Fired Trump Adviser Tells Moscow Audience How Great Exxon CEO Would Be For Russia

Carter Page, kicked off the campaign because of his ties to Russia, says he's "personally excited" about the likely secretary of State pick.

Carter Page, a former foreign policy adviser to President-elect Donald Trump, said on Monday in Moscow that members of the incoming Trump administration have a “great enthusiasm” for strengthening U.S.-Russian relations, starting with Trump’s reported pick for secretary of State, Exxon Mobil CEO Rex Tillerson.

“I’m really personally excited about Rex Tillerson,” Page said during his presentation at the Russian government-owned Rossiya Segodnya International Information Agency. “Being awarded the [Russian] Order of Friendship, his [oil drilling] ventures in the Kara Sea and Black Sea, I mean the list goes on and on.”

The speech by Page, a global energy consultant who works closely with Russian state-owned companies, was carried live online by RT, a news outlet with ties to the Kremlin, and posted on YouTube. As a candid assessment of the incoming administration’s politics from someone with direct knowledge of them, his statements were remarkable for their divergence with Republican Party doctrine.

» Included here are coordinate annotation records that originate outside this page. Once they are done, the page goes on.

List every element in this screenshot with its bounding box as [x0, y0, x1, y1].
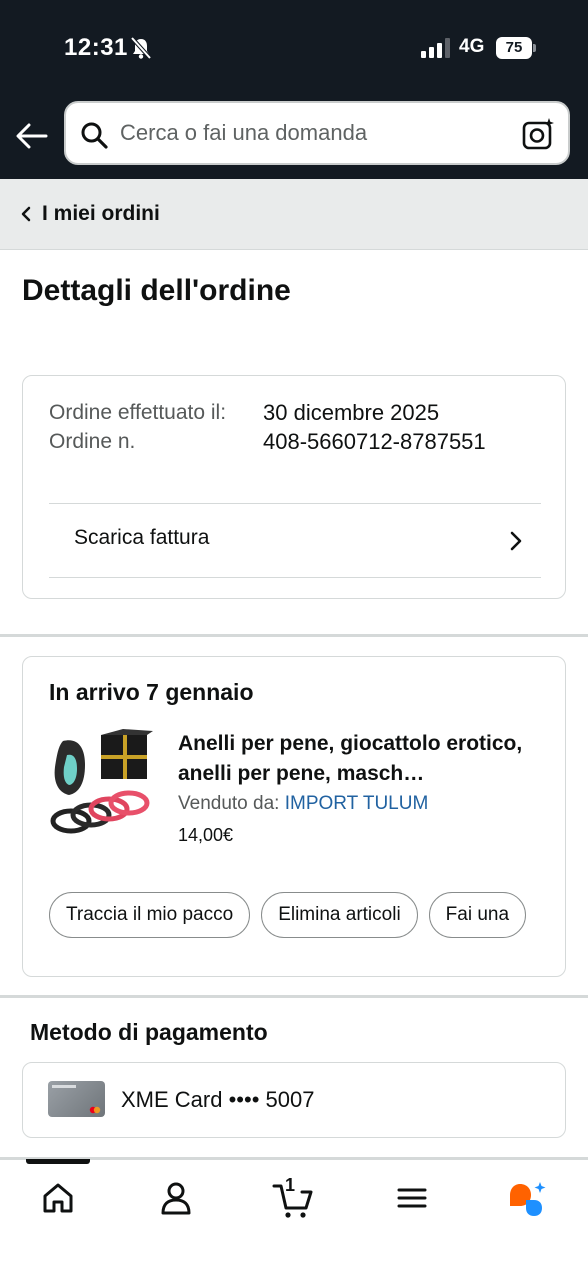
order-date-label: Ordine effettuato il: [49, 401, 227, 424]
order-date-value: 30 dicembre 2025 [263, 400, 440, 425]
sold-by: Venduto da: IMPORT TULUM [178, 793, 428, 815]
home-icon[interactable] [40, 1180, 76, 1216]
credit-card-icon [48, 1081, 105, 1117]
sold-by-label: Venduto da: [178, 793, 285, 814]
search-icon [81, 122, 108, 149]
product-price: 14,00€ [178, 825, 234, 845]
camera-search-icon[interactable] [522, 117, 556, 151]
order-number-label: Ordine n. [49, 430, 136, 453]
order-info-labels: Ordine effettuato il: Ordine n. [49, 398, 249, 456]
shipment-card: In arrivo 7 gennaio Anelli per pene, gio… [22, 656, 566, 977]
ask-question-button[interactable]: Fai una [428, 892, 527, 938]
battery-icon: 75 [496, 37, 536, 59]
payment-method-title: Metodo di pagamento [30, 1019, 268, 1045]
breadcrumb-label[interactable]: I miei ordini [42, 202, 160, 226]
divider [49, 577, 541, 578]
download-invoice-label[interactable]: Scarica fattura [74, 526, 209, 550]
bottom-nav: 1 [0, 1157, 588, 1280]
arrival-date: In arrivo 7 gennaio [49, 679, 254, 705]
search-bar[interactable] [64, 101, 570, 165]
seller-link[interactable]: IMPORT TULUM [285, 793, 429, 814]
account-icon[interactable] [158, 1180, 194, 1216]
product-title[interactable]: Anelli per pene, giocattolo erotico, ane… [178, 729, 548, 789]
cart-count: 1 [285, 1175, 296, 1195]
signal-icon [421, 38, 450, 58]
back-arrow-icon[interactable] [14, 118, 50, 154]
page-title: Dettagli dell'ordine [22, 274, 291, 307]
chevron-right-icon [510, 531, 522, 551]
delete-items-button[interactable]: Elimina articoli [261, 892, 418, 938]
network-type: 4G [459, 36, 485, 57]
product-image[interactable] [49, 727, 153, 837]
download-invoice-row[interactable]: Scarica fattura [49, 504, 541, 578]
section-divider [0, 995, 588, 998]
battery-level: 75 [496, 37, 532, 59]
status-time: 12:31 [64, 34, 128, 61]
chevron-left-icon [21, 206, 31, 222]
bell-muted-icon [130, 36, 152, 60]
menu-icon[interactable] [394, 1180, 430, 1216]
search-input[interactable] [120, 103, 500, 163]
section-divider [0, 634, 588, 637]
order-info-values: 30 dicembre 2025 408-5660712-8787551 [263, 398, 486, 456]
order-number-value: 408-5660712-8787551 [263, 429, 486, 454]
order-info-card: Ordine effettuato il: Ordine n. 30 dicem… [22, 375, 566, 599]
payment-method-card[interactable]: XME Card •••• 5007 [22, 1062, 566, 1138]
shipment-actions: Traccia il mio pacco Elimina articoli Fai … [49, 892, 547, 940]
active-tab-indicator [26, 1159, 90, 1164]
track-package-button[interactable]: Traccia il mio pacco [49, 892, 251, 938]
payment-card-label: XME Card •••• 5007 [121, 1087, 315, 1112]
breadcrumb[interactable]: I miei ordini [0, 179, 588, 250]
app-header: 12:31 4G 75 [0, 0, 588, 179]
rufus-assistant-icon[interactable] [506, 1180, 548, 1220]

As Page skipped through slides (some below) unfavorably comparing former Secretary of State Hillary Clinton to Tillerson ― and showing how much closer the Exxon CEO is to Moscow ― lawmakers from his own party were not only expressing concern over Tillerson’s potential nomination but also over allegations that Russia deliberately interfered in the presidential election to benefit Trump. The president-elect has dismissed those reports by arguing that the CIA’s credibility was shot during the run-up to the Iraq war.

Carter Page

Page, too, dismissed the intelligence community’s findings. “They really need to show more evidence, because there’s nothing hard that pointed in the direction of Russia,” he said of the hacking. “I think it very well could have been a setup [by the Obama administration], and I’ve talked to IT experts who think this is a very serious possibility.”

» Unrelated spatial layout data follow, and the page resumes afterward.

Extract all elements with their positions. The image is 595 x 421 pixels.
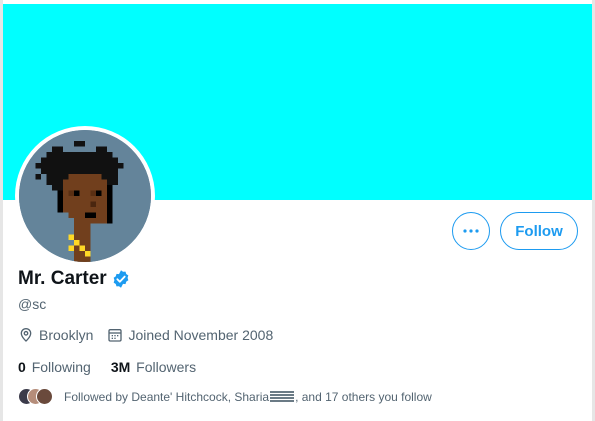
followed-by-avatars	[18, 388, 54, 406]
followed-by-text: Followed by Deante' Hitchcock, Sharia	[64, 390, 270, 404]
followers-label: Followers	[136, 359, 197, 375]
more-options-button[interactable]	[452, 212, 490, 250]
following-link[interactable]: 0 Following	[18, 359, 91, 375]
profile-name: Mr. Carter	[18, 268, 107, 289]
profile-avatar[interactable]	[19, 130, 151, 262]
redacted-name-block	[270, 391, 295, 403]
followed-by-row[interactable]: Followed by Deante' Hitchcock, Sharia , …	[18, 388, 432, 406]
profile-name-row: Mr. Carter	[18, 268, 131, 290]
more-horizontal-icon	[463, 229, 479, 233]
follow-button[interactable]: Follow	[500, 212, 578, 250]
calendar-icon	[108, 329, 123, 342]
location-text: Brooklyn	[39, 327, 94, 343]
location-item: Brooklyn	[18, 327, 93, 343]
followers-link[interactable]: 3M Followers	[111, 359, 196, 375]
following-count: 0	[18, 359, 26, 375]
following-label: Following	[31, 359, 91, 375]
profile-stats: 0 Following 3M Followers	[18, 359, 216, 375]
profile-meta: Brooklyn Joined November 2008	[18, 327, 287, 343]
follower-avatar	[36, 388, 53, 405]
followed-by-others-text: , and 17 others you follow	[295, 390, 432, 404]
profile-avatar-ring	[15, 126, 155, 266]
verified-badge-icon	[113, 270, 129, 288]
followers-count: 3M	[110, 359, 131, 375]
joined-text: Joined November 2008	[128, 327, 274, 343]
location-pin-icon	[20, 328, 32, 342]
profile-handle: @sc	[18, 296, 47, 312]
joined-item: Joined November 2008	[107, 327, 273, 343]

After Trump dismissed evidence of Russian involvement in the hacking Monday, cybersecurity experts defended the CIA reports. James Lewis at the Center for Strategic and International Studies said that the evidence clearly pointed to the Russians. “No one expects Putin to burst into tears on national TV and confess. Ambiguity is normal in espionage, but there shouldn’t be any doubt.”

Page, a relatively unknown figure in foreign policy circles, was one of the Trump campaign’s earliest advisers. He proved controversial after it was reported in July that he had met with high-level Russian officials in Moscow, fueling rumors that he was serving as a conduit between the Trump campaign and the Kremlin. On that same trip, Page gave a speech condemning the United States and its NATO allies for what he called a “hypocritical focus on ideas such as democratization, inequality, corruption and regime change” in Russia.

By September, Page had been kicked off the campaign’s advisory team. And while he denied Monday that he was “directly involved in the transition in any way,” he suggested that he retained a unique and thorough understanding of Trump’s worldview.

“I made a commitment not to talk about the internal work that I did at the campaign, but I’ve certainly been in a number of meetings with Trump, and I’ve learned a tremendous amount from him,” Page said in response to a question.

What Page did talk about was his vision for the United States and Russia to work hand-in-gIove, and for Putin and Trump to maximize their relationship.

“Talking with a number of colleagues and thought leaders in recent days, I think there’s a huge potential and a lot of specific ways we’ve been talking about, to help support both administrations,” Page said of Putin’s and Trump’s presidencies. He outlined “five strategic priorities that offer tremendous potential” for the U.S. and Russia.

Carter Page

Trump has yet to formally announce his pick for secretary of State. Though an announcement is expected Tuesday morning, reports Monday night said that Tillerson is his choice. If so, a rocky confirmation battle may be ahead. Already, the Tillerson possibility had faced pushback in the Senate, where Sens. John McCain (R-Ariz.), Lindsey Graham (R-S.C.) and Marco Rubio (R-Fla.) have expressed concern over a nominee with such close ties to Putin.

Under Tillerson’s leadership, Exxon Mobil Corp. acquired millions of acres of drilling rights in Russia. The company also partnered with Russia’s state oil company, Rosneft, to develop drilling operations in Siberia. With so many holdings in Russia, the 2014 U.S. sanctions imposed on Russian companies (including Rosneft) and officials involved in the annexation of Crimea cut deeply into Exxon’s potential profits.

Trump has said that lifting U.S. sanctions on Russia is something he’ll be “looking into.” Page said he met with executives from Rosneft during his trip this week.

“There are some forces in the septic tank in Washington who’ve been looking to hold us back,” he said of the Obama administration. But with Trump, “there’s a lot to be optimistic about, and it’s a reflection of the great enthusiasm you have from these individuals.”